Although the number of companies using this procedure is increasing, according to Alejandro Latorre, a member of the Board of Directors of the Registry of Forensic Economists (Refor), this is not necessarily bad. “The use of the contest is one more management tool and its increase should not necessarily be a cause for alarm,” he pointed out. According to the report prepared by Refor, the number of company bankruptcies in Spain is lower than that of other neighboring economies: it stood at around 6,000 in 2021, when in France it exceeded 28,000; in Germany, 14,000, and in Italy, 8,000. Something that, according to Latorre, “is below the numbers that would correspond to an economy like ours.”

In Spain, this procedure is not always used. The report confirms that payments from Fogasa — the Salary Guarantee Fund that guarantees payments to workers in the event of bankruptcy proceedings — have increased by 14.31% from January to December 2021, but bankruptcy proceedings have not increased in the same measure. In other words, there are more Fogasa payments, which come from insolvencies, than bankruptcies, which the General Council of Economists considers to be due to the fact that many companies are not resorting to this mechanism and opt directly for closure.

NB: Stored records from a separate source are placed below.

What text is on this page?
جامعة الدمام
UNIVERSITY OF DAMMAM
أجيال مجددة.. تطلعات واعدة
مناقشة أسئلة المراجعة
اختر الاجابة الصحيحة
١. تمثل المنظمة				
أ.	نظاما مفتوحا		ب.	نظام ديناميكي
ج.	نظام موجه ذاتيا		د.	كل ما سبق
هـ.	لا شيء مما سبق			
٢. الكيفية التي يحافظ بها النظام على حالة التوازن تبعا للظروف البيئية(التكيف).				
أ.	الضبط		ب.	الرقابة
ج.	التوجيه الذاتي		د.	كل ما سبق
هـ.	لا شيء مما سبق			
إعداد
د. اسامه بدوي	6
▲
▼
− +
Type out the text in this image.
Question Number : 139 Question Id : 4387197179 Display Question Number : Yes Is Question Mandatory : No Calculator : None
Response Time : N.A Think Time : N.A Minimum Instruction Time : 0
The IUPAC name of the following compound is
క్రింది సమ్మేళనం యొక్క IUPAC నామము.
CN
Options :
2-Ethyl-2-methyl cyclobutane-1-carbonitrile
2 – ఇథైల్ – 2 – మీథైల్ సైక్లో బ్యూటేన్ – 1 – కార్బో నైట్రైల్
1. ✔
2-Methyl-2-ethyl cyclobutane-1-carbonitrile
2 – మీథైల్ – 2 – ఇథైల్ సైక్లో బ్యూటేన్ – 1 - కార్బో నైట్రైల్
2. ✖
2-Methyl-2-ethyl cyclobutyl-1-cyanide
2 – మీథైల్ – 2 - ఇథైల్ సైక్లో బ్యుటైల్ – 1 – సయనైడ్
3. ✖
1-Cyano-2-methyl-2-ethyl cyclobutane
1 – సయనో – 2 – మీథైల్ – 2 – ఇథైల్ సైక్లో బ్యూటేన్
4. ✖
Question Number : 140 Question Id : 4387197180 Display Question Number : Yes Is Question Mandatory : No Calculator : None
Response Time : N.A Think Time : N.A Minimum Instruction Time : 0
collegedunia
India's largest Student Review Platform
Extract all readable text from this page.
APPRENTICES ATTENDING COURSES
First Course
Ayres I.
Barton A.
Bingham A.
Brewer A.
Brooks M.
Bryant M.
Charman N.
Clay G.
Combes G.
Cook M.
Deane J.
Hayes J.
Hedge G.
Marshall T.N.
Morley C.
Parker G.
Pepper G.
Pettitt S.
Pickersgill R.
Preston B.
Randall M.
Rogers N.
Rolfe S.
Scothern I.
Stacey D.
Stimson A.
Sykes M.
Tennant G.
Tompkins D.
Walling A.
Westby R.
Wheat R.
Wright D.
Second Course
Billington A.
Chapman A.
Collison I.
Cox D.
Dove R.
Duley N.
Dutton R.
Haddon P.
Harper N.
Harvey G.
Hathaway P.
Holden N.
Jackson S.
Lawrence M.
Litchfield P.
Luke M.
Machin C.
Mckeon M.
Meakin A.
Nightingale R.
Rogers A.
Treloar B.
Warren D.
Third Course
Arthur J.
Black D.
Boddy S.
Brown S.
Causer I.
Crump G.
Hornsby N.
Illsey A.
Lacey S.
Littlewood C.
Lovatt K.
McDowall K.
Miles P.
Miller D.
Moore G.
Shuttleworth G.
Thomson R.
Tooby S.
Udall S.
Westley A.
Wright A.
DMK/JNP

The reform of the Bankruptcy Law, which has been in force since September 26, has tried to promote mechanisms that preserve the business fabric and prevent the declaration of insolvency from ending in liquidation. In addition, it contemplates special processes for those greatly affected, the self-employed and micro-SMEs, which will be eligible for restructuring plans as of January 2023. This, together with a macroeconomic scenario that is not as unfavorable as might be expected, suggests a rate of increase of company bankruptcies by 2023 of 11%, much lower than the current 20%.

Javier Santacruz, professor of Economics and macro-financial analyst, stated that a large increase in the number of business bankruptcies is not expected because “both the economic evolution itself and the change in rules that have occurred in recent years contribute to the fact that companies have more extensive coping mechanisms at their disposal.

For Santacruz the economic framework is not unfavorable. On the supply side, no serious capital destruction is expected in the coming quarters, according to the OECD Composite Leading Indicator. On the demand side, the depletion of the family savings cushion after the pandemic will have a considerable impact and will curb consumption, with the consequent cooling of the economy and a foreseeable drop in inflation. Regarding the recession, Santacruz has stated that “it probably won’t be as intense or as long as previous ones have been.”

By communities, they are Catalonia, with 2,446, and Madrid, with 1,252, the ones that processed the most bankruptcy proceedings in 2021, although they are also the ones with the largest number of companies. In the rest of the communities they also increase, with the exception of La Rioja, which remains at similar figures. In all Spanish companies, if figures for 2021 are taken, only 0.21% resort to this procedure —approximately one in 476— which for the Council of Economists is a “very low” percentage that shows the “ strength” of the business fabric.